In Caesar's Last Breath, New York Times bestselling author Sam Kean takes us on a journey through the periodic table, around the globe, and across time to tell the story of the air we breathe, which, it turns out, is also the story of earth and our existence on it. With every breath, you literally inhale the history of the world.

On the ides of March, 44 BC, Julius Caesar died of stab wounds on the Senate floor, but the story of his last breath is still unfolding; in fact, you're probably inhaling some of it now. Of the sextillions of molecules entering or leaving your lungs at this moment, some might well bear traces of Cleopatra's perfumes, German mustard gas, particles exhaled by dinosaurs or emitted by atomic bombs, even remnants of stardust from the universe's creation.

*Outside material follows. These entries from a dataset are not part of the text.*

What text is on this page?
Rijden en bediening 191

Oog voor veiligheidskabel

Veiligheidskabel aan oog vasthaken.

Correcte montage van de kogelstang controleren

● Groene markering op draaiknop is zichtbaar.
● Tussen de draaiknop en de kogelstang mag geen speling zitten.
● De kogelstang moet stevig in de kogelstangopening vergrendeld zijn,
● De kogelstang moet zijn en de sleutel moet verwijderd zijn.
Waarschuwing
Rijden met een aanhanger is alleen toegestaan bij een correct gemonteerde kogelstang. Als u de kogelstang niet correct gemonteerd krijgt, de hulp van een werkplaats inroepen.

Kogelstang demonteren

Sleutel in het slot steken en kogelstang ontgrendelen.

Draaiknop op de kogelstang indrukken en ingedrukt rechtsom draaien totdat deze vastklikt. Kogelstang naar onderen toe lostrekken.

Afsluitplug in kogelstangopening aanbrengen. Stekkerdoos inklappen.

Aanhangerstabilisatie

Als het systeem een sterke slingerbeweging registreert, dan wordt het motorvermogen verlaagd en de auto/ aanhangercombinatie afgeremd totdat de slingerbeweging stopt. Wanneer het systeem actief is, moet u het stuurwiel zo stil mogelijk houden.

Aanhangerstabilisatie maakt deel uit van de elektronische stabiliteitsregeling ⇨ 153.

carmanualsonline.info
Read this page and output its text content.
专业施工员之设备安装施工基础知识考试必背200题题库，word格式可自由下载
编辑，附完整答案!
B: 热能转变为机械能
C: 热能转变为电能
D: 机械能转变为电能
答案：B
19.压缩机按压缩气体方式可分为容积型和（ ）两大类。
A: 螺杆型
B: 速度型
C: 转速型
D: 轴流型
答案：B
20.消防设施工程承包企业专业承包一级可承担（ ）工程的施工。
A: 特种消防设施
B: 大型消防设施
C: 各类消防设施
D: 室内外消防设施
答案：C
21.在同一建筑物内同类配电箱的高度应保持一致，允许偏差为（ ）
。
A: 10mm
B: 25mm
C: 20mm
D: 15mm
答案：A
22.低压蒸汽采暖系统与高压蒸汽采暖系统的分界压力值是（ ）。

Tracing the origins and ingredients of our atmosphere, Kean reveals how the alchemy of air reshaped our continents, steered human progress, powered revolutions, and continues to influence everything we do. Along the way, we'll swim with radioactive pigs, witness the most important chemical reactions humans have discovered, and join the crowd at the Moulin Rouge for some of the crudest performance art of all time. Lively, witty, and filled with the astounding science of ordinary life, Caesar's Last Breath illuminates the science stories swirling around us every second.